Federally administered sample-based assessment in reading, mathematics, science, and writing. NAEP results inform state-by-state comparisons rather than individual student or school accountability.

When given:
biennial in winter
Frequency:
every two years
Official source
Common Questions
  • What does social studies actually look like this year?

    Students learn about their community, simple maps, basic rules and fairness, money choices, and stories from the past. They ask questions, look at pictures and short readings, and share what they learned by talking, drawing, or writing a sentence or two.

  • How can I help with social studies at home?

    Talk about your neighborhood on short walks or drives. Point out street signs, stores, and helpers like firefighters or librarians. Ask what students notice and why a place might look the way it does. Five minutes of real conversation goes a long way.

  • What should students know about maps by the end of the year?
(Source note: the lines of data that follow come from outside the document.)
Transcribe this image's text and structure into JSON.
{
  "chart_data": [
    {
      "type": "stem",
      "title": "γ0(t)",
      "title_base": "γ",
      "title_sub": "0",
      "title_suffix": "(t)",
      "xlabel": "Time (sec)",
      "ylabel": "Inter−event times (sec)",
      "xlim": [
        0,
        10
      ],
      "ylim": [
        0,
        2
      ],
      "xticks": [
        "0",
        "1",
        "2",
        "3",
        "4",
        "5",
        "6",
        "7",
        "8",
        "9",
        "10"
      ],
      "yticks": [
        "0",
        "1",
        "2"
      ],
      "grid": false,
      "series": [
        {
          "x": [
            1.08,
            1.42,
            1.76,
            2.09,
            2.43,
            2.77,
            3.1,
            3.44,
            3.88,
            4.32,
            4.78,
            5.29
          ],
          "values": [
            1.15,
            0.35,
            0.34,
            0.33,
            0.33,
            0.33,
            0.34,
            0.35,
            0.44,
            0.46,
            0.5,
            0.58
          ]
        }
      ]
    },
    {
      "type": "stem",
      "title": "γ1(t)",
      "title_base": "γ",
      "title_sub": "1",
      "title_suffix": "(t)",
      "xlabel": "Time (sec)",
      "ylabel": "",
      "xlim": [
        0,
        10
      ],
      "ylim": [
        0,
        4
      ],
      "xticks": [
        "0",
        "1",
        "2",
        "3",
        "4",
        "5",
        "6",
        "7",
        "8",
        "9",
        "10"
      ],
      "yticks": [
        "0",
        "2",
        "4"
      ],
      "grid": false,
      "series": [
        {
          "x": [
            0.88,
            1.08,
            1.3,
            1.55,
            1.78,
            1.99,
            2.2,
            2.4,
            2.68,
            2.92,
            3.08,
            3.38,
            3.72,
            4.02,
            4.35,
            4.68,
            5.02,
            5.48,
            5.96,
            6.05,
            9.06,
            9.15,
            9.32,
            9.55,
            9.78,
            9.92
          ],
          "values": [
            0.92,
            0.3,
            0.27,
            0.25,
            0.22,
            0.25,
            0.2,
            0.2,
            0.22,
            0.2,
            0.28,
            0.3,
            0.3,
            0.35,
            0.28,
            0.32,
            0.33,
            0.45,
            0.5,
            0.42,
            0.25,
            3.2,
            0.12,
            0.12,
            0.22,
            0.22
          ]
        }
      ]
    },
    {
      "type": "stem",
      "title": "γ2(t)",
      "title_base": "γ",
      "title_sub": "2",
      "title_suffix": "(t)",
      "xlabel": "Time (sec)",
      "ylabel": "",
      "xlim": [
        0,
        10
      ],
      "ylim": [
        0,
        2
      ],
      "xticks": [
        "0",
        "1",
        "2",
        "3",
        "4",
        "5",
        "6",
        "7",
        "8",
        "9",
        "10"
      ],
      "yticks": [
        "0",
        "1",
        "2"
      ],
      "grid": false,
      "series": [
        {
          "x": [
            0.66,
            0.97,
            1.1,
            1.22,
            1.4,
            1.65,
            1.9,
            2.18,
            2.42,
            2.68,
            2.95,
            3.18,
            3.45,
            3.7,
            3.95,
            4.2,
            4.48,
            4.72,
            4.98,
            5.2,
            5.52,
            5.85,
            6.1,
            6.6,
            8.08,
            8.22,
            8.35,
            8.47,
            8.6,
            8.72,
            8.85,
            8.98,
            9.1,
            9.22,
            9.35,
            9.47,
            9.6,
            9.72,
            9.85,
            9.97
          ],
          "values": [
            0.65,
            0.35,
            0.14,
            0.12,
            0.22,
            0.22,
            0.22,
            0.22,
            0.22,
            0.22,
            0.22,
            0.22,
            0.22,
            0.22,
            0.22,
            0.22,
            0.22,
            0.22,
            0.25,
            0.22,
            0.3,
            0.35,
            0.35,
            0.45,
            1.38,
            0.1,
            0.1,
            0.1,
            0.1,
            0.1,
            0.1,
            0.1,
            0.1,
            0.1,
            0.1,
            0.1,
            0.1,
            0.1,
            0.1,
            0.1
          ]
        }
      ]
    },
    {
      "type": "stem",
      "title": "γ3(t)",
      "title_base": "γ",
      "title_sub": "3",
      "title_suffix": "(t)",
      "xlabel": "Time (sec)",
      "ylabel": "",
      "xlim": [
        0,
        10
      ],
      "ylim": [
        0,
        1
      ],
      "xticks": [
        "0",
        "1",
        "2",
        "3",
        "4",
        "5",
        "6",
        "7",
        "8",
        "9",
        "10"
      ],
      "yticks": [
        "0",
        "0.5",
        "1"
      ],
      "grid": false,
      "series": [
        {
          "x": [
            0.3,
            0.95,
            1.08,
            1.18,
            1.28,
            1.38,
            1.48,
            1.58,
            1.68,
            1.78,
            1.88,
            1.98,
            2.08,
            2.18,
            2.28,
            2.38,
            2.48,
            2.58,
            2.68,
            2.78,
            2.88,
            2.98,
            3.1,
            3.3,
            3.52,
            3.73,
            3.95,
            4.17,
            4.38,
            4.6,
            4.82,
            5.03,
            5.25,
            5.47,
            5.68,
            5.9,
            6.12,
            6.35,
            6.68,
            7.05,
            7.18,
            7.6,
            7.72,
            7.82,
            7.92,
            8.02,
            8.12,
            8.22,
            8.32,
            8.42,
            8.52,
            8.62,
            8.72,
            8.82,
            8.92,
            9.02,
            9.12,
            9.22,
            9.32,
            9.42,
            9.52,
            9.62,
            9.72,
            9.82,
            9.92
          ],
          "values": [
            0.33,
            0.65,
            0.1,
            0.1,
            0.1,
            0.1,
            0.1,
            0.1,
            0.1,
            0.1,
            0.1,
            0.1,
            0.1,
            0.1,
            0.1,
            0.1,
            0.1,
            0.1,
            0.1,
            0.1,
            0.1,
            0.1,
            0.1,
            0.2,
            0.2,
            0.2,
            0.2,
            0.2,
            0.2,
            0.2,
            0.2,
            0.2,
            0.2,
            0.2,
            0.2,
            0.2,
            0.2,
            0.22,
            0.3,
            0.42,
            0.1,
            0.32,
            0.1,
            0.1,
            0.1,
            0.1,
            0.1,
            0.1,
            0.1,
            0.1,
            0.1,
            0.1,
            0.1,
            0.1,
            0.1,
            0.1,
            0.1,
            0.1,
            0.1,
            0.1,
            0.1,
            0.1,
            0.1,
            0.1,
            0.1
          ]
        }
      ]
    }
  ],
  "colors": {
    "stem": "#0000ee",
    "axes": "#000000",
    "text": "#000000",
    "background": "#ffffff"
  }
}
    Students should read a simple map, find a key, and tell the difference between land and water. They should be able to point to Maine on a map of the country and describe where home is in relation to nearby places.

  • How do I sequence the year across so many topics?

    Start with self and community, then move outward to Maine, the country, and the wider world. Weave in map skills and history stories all year rather than saving them for one unit. Civics ideas like rules and fairness fit naturally into daily classroom routines.

  • How should Wabanaki history and perspectives show up in lessons?

    Bring in Wabanaki voices when teaching about Maine's land, history, and governance, not only during a single unit. Use books and resources made by Wabanaki authors when possible. Treat Wabanaki nations as present-day communities, not only part of the past.

  • What does money and economics look like at this age?

    Students learn that people make choices because they cannot have everything. They notice the difference between wants and needs, and they start to understand saving and spending. At home, talking through small choices at the store helps a lot.

  • Which skills usually need the most reteaching?

    Reading a map key and using direction words like north and south often need extra practice. Asking a real question instead of stating a fact is also hard at this age. Short, repeated practice across the year works better than one long unit.

  • What if my child says social studies is boring?

    Tie it to something they already care about. Look at old family photos, visit a local cemetery or historical marker, or read a picture book about Maine. Curiosity grows fastest when the topic feels close to home.

  • How do I know students are ready for next year?

    By spring, students should ask thoughtful questions about places and past events, use a simple map, and explain why rules matter. They should also share what they learned in a few clear sentences and back it up with something they saw or read.